I should have mentioned that was headed to Mackinac Island in northern Michigan for a well-needed vacation. I apologize for neglecting to do so. Consider this my make-up gift: a transmission from another place and another time.
This island is a bit crazy, Diane, and there’s no other way to put it. The roads are clear of motorcars and automobiles, and also scooters, skaters, rollerbladers, and anything else that smacks of modernity and makes old people stick close to, or safely on the sidewalk-side of, the curb. In place of these things Mackinac has bicycles (lots and lots of bicycles) and the old-fashioned clip-clop of horses. Horses pull the taxis. Horses bear luggage and passengers from place to place. Horses.
Horses poop quite a bit.
Mackinac’s retro charm comes complete with a very retro scent. This is something period movies and old novels cannot convey. I doubt I can effectively do so either, so I will hardly try. I will say just this: there’s a lot of clumpy horse droppings in the roads of Mackinac, drawing flies and creating a fog of odor that is prone to creep up on you at the worst times. You’re enjoying a delicious homemade ice cream cone, walking along in the sun, gazing at the deep blue water, and – there it is. Yikes. Best to be flexible, Diane, and breathe through your mouth as necessary.
In addition to this anachronistic affectation, Mackinac also seems to sport a very old-fashioned class system. Old-fashioned as in plantations in the Old South, if you follow me. I have seen three persons of Latino persuasion here. One was female and appeared to be a maid in a very “Gone With The Wind” outfit. The other two were male and seemed to be responsible for all of the island’s horse poop clean-up. In addition to the hispanics there are a lot of blacks at Mackinac, which seems very progressive for a little northern island, until you realize they are all serving you drinks, bussing your tables, and (especially) hauling your luggage from point A to point B in little carts affixed to bicycles. Strangely, all of these people speak with a heavy island accent (and not a Mackinac Island one, whatever that might be). They seem to hail from the Virgin Islands or possibly Jamaica. How they ended up here I do not profess to understand. But they seem to fill a very important niche, which is fulfilling a lot of white people’s subliminal ideas about how society ought to still be run.
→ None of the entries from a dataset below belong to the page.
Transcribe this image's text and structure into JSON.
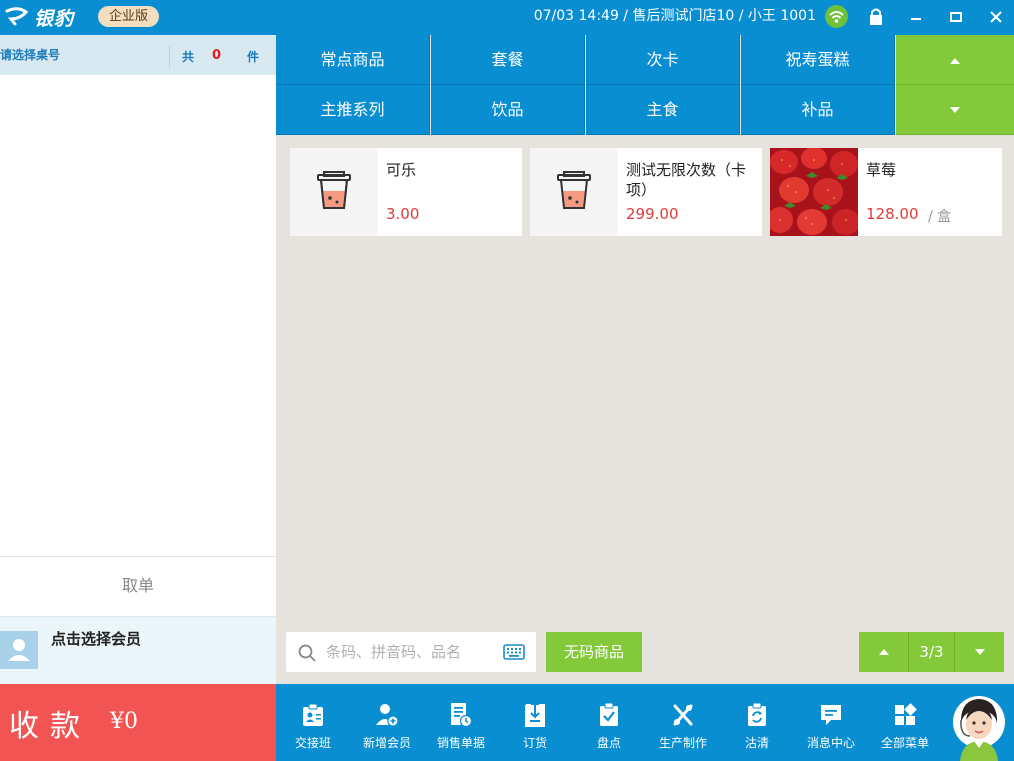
{
  "titlebar": {
    "logo_text": "银豹",
    "edition": "企业版",
    "status": "07/03 14:49 / 售后测试门店10 / 小王 1001",
    "icons": [
      "wifi-icon",
      "lock-icon",
      "minimize-icon",
      "maximize-icon",
      "close-icon"
    ]
  },
  "order_panel": {
    "table_label": "请选择桌号",
    "count_prefix": "共",
    "count_value": "0",
    "count_unit": "件",
    "cancel_label": "取单",
    "member_label": "点击选择会员",
    "pay_label": "收款",
    "pay_amount": "¥0"
  },
  "categories": [
    {
      "label": "常点商品"
    },
    {
      "label": "套餐"
    },
    {
      "label": "次卡"
    },
    {
      "label": "祝寿蛋糕"
    },
    {
      "label": "主推系列"
    },
    {
      "label": "饮品"
    },
    {
      "label": "主食"
    },
    {
      "label": "补品"
    }
  ],
  "products": [
    {
      "name": "可乐",
      "price": "3.00",
      "unit": "",
      "image": "drink-icon"
    },
    {
      "name": "测试无限次数（卡项）",
      "price": "299.00",
      "unit": "",
      "image": "drink-icon"
    },
    {
      "name": "草莓",
      "price": "128.00",
      "unit": "/ 盒",
      "image": "strawberry-photo"
    }
  ],
  "search": {
    "placeholder": "条码、拼音码、品名",
    "value": ""
  },
  "no_code_label": "无码商品",
  "pager": {
    "text": "3/3"
  },
  "toolbar": [
    {
      "label": "交接班",
      "icon": "shift-handover-icon"
    },
    {
      "label": "新增会员",
      "icon": "add-member-icon"
    },
    {
      "label": "销售单据",
      "icon": "sales-receipt-icon"
    },
    {
      "label": "订货",
      "icon": "order-goods-icon"
    },
    {
      "label": "盘点",
      "icon": "inventory-check-icon"
    },
    {
      "label": "生产制作",
      "icon": "production-icon"
    },
    {
      "label": "沽清",
      "icon": "sold-out-icon"
    },
    {
      "label": "消息中心",
      "icon": "message-icon"
    },
    {
      "label": "全部菜单",
      "icon": "all-menu-icon"
    }
  ],
  "colors": {
    "primary_blue": "#0a8ed2",
    "accent_green": "#83c93a",
    "pay_red": "#f25454",
    "price_red": "#e03b3b"
  }
}
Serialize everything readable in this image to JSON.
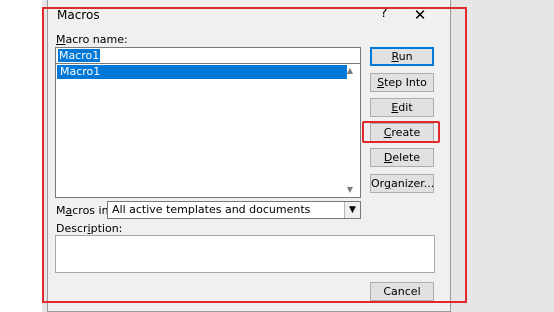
{
  "dialog": {
    "title": "Macros",
    "help_glyph": "?",
    "close_glyph": "✕"
  },
  "macro_name": {
    "label_prefix": "",
    "label_underlined": "M",
    "label_rest": "acro name:",
    "value": "Macro1"
  },
  "macro_list": {
    "items": [
      "Macro1"
    ],
    "selected": "Macro1",
    "scroll_up_glyph": "▲",
    "scroll_down_glyph": "▼"
  },
  "macros_in": {
    "label_prefix": "M",
    "label_underlined": "a",
    "label_rest": "cros in:",
    "value": "All active templates and documents",
    "arrow_glyph": "▼"
  },
  "description": {
    "label_prefix": "Descr",
    "label_underlined": "i",
    "label_rest": "ption:",
    "value": ""
  },
  "buttons": {
    "run": {
      "u": "R",
      "rest": "un"
    },
    "step_into": {
      "u": "S",
      "rest": "tep Into"
    },
    "edit": {
      "u": "E",
      "rest": "dit"
    },
    "create": {
      "u": "C",
      "rest": "reate"
    },
    "delete": {
      "u": "D",
      "rest": "elete"
    },
    "organizer": {
      "pre": "Or",
      "u": "g",
      "rest": "anizer..."
    },
    "cancel": "Cancel"
  },
  "colors": {
    "selection": "#0078d7",
    "annotation_red": "#e0292b",
    "dialog_bg": "#f0f0f0"
  }
}
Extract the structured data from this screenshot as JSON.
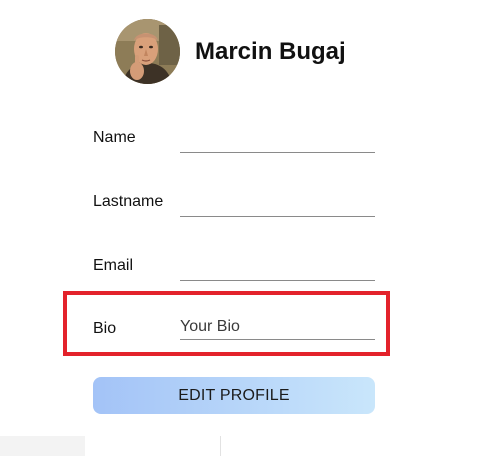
{
  "profile": {
    "name": "Marcin Bugaj",
    "avatar_alt": "Profile photo"
  },
  "form": {
    "fields": [
      {
        "label": "Name",
        "value": "",
        "placeholder": ""
      },
      {
        "label": "Lastname",
        "value": "",
        "placeholder": ""
      },
      {
        "label": "Email",
        "value": "",
        "placeholder": ""
      },
      {
        "label": "Bio",
        "value": "",
        "placeholder": "Your Bio"
      }
    ],
    "submit_label": "EDIT PROFILE"
  },
  "colors": {
    "highlight": "#e3222b",
    "button_gradient_start": "#a3c3f7",
    "button_gradient_end": "#c9e6fb"
  }
}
It’s a bit fucked up, Diane, not to put too fine a point on it. It made me wonder if any of the other liberal-leaning white people had noticed and been made uncomfortable by this. My guess after some consideration is no; they are probably suffering from fudge and ice cream blindness.
This brings me to another fascinating aspect of the island, which is the food. Besides the sweets, besides the many, many (10+) fudge shops, Mackinac is dotted with a pretty large number of restaurants. These all serve the same things, which I can itemize here without much effort:
4. Pasta with meat in it
5. Salads with meat on top of them
6. French fries
7. Things that allege to be burritos or tacos or nachos, but lack a certain something (let’s call it “spice” or “flavor”)
That’s most of it, and good luck to you if you come here seeking something else. Maybe semi-big city life has spoiled me – in fact I’m sure it has – but I’m finding it hard to get by without recourse to some good, fairly cheap Indian or Thai or Chinese takeout. I miss places with more than zero or one vegetarian options (not that I’m vegetarian, but the missus is, and if she can’t eat, I surely can’t either). I long for variety, ethnicity, and meals that aren’t an automatic g’head-and-write-it-up $15 a person. I’m looking forward to getting back to that. If it wasn’t for a pretty good “chicken fajita wrap” I had for lunch today, I’d have to declare this place devoid of decent dining experiences.
[Next day addendum: we tried another place that amazed us with falafel and hummus sandwiches, chicken gyros, and bread crumb-encrusted macaroni balls. You have to shop around, but good food can be found. I’d suggest, counter to my experience everywhere else in the world, that you start with the bars.]
If I might lodge one other quick complaint: biking a minimum of three miles a day, and usually more like five or six, is not my idea of rest and relaxation. Must remember this next time I feel like getting away somewhere with ye olde world charm.
It’s certainly not all bad, Diane. The lake is great and very, very blue. The sky is big and bright. The air is clear and the cable works. And for half of our stay we felt pretty much alone in the woods here. Pity about the idiots that have moved in next door. I hope I can live with them for another day and a half. But if I can’t, the bail money’s in my office safe. I believe you know the combination.